The race taught me that mental strength and confidence is vital to keep insecurities from negatively affecting performance. The final stretch proved I had more to give. But the loyalty that my partner runner had shown me made me question whether I should have beaten him.

After the race we shook hands. He said he could not have run the race as quick as he did without me. I thanked him for his influence on my race.

The runner was a man over fifty.

He inspired me with his performance. He was proof that, regardless of age, running can bring the best out of everyone.
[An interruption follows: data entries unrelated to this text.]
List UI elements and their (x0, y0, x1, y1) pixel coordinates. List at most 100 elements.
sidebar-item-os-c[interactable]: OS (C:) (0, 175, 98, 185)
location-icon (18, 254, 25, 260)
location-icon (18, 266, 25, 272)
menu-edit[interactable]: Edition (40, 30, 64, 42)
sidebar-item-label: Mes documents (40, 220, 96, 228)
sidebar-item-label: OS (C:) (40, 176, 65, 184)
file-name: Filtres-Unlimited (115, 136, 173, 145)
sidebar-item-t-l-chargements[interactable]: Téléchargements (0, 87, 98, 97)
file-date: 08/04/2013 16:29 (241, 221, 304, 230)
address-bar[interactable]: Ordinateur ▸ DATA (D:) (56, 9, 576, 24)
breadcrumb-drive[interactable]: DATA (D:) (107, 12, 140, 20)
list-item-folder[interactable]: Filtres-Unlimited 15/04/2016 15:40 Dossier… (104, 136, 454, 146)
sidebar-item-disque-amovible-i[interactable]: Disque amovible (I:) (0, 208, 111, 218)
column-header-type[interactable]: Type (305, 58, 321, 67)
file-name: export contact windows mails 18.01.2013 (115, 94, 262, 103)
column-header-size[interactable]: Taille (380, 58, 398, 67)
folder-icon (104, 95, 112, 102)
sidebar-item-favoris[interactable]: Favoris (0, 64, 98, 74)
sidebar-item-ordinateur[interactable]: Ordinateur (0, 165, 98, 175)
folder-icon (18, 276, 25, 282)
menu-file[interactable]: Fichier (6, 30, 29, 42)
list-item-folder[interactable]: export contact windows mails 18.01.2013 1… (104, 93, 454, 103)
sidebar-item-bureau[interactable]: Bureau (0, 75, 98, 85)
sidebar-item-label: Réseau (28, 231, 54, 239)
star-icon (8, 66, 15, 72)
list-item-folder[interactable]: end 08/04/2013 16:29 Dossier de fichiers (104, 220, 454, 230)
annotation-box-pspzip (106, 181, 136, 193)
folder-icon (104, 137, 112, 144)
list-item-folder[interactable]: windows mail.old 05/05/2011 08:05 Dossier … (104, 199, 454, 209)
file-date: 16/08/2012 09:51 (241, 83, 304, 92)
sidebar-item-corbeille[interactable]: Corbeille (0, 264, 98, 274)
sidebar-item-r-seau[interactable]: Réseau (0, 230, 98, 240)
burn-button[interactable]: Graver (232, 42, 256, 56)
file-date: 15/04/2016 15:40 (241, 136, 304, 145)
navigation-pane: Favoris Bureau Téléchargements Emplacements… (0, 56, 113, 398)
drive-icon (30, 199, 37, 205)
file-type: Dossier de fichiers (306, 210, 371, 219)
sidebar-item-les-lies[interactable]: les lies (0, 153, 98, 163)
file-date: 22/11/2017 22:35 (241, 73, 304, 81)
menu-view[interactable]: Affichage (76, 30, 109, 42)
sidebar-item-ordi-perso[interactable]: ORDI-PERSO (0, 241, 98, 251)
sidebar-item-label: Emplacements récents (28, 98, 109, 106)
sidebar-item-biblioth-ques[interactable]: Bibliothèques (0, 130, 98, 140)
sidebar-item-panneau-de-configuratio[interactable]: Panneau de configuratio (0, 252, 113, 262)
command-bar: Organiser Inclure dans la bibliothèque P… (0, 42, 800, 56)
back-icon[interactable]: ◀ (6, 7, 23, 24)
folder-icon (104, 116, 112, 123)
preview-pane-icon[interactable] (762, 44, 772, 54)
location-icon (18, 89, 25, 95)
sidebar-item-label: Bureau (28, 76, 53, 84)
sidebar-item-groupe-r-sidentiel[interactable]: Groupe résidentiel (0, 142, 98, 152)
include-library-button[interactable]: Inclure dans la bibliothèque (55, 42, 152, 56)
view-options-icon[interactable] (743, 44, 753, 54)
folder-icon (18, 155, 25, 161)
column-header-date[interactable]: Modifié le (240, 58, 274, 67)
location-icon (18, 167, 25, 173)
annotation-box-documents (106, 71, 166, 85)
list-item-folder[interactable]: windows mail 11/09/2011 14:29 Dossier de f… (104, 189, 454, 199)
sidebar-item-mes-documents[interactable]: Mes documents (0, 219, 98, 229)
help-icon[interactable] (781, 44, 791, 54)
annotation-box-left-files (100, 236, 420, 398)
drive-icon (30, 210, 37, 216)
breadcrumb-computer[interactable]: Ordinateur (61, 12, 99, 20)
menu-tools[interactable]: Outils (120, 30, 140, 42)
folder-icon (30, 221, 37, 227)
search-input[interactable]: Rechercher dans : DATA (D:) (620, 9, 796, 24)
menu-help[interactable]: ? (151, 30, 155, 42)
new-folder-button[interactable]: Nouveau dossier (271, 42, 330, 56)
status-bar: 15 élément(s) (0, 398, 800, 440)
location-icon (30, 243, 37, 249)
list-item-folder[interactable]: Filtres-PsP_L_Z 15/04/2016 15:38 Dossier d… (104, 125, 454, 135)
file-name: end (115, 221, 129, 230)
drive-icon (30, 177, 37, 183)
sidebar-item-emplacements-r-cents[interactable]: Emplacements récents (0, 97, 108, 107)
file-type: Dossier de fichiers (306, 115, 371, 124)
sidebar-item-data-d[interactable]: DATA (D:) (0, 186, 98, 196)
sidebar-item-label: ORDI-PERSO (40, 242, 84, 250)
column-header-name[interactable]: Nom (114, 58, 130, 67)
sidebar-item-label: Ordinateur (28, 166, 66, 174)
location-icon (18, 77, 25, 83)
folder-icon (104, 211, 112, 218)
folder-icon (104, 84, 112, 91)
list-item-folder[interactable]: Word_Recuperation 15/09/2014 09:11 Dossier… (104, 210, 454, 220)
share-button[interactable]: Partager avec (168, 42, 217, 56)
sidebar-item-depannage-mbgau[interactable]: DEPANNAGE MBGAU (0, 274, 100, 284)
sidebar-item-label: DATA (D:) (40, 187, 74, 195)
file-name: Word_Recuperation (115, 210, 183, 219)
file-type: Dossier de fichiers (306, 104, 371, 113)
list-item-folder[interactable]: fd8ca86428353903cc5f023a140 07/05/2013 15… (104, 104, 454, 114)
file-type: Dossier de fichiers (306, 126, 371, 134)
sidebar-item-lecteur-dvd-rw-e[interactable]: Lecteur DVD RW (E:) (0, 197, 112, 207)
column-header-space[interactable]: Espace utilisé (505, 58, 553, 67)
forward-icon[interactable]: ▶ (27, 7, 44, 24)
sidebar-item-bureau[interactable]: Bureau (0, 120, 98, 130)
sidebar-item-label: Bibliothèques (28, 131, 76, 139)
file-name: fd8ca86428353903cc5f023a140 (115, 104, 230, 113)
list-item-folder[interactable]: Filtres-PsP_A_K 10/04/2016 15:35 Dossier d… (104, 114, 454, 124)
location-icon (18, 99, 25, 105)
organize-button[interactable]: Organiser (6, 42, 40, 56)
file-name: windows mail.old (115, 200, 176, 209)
Running a road race is about competition but on this occasion it felt more important that I made a personal connection with another runner.

Race Report: Hardwick 10km

Hardwick 10km

On the start line my quads and groin ached.
As I set off I ignored the distraction and focused on charging up the first of many gradual inclines.
The road was packed with runners.
I maintained a comfortably hard (tempo) pace as we navigated the undulating rural landscape.
I kept within a pack of heavy breathers as we approached Hardwick Hill.
As runners slowed I passed them by sustaining my effort level.
Only, the route continued to ascend for over half a mile.
My heartbeat accelerated and my breath shortened.
The steep path twisted until I reached the entrance to the Hall.
I saw the leaders running the opposite way.
I chased them back down the hill, past the long queue of runners refusing to stop despite the challenging climb.
Before I conquered the hardest section I was stunned.
People began clapping me. Not just spectators but groups of runners, one after another.
I could not hold back a smile. I returned their applause.
I ran hard to catch up with the top runners. But they remained too far ahead; I was alone.
No sooner had I reached the last kilometre I was cheered again.
I sprinted to the finish, to celebrate with my family and retrieve my t-shirt with “I beat the Hardwick Hill” printed on the front.

This race was the first I ran in the county of Derbyshire, the first 10km for over four and a half years, and the first held in the evening.

Although I tapered my running I played an hour of walking indoor football the day before. This made my upper leg muscles sore when I most needed them. Although my performance was consistent with my recent training improvements and past race results it was not ideal preparation.

As a warm-up event before my marathon later in the year it was the perfect experience. The Hardwick 10km was a great test of my strength and produced an inspiring and supportive atmosphere.

My mistake of trying a new activity too close to race day reminds me of an important lesson too: experience counts for nothing if you do not apply previous learnings.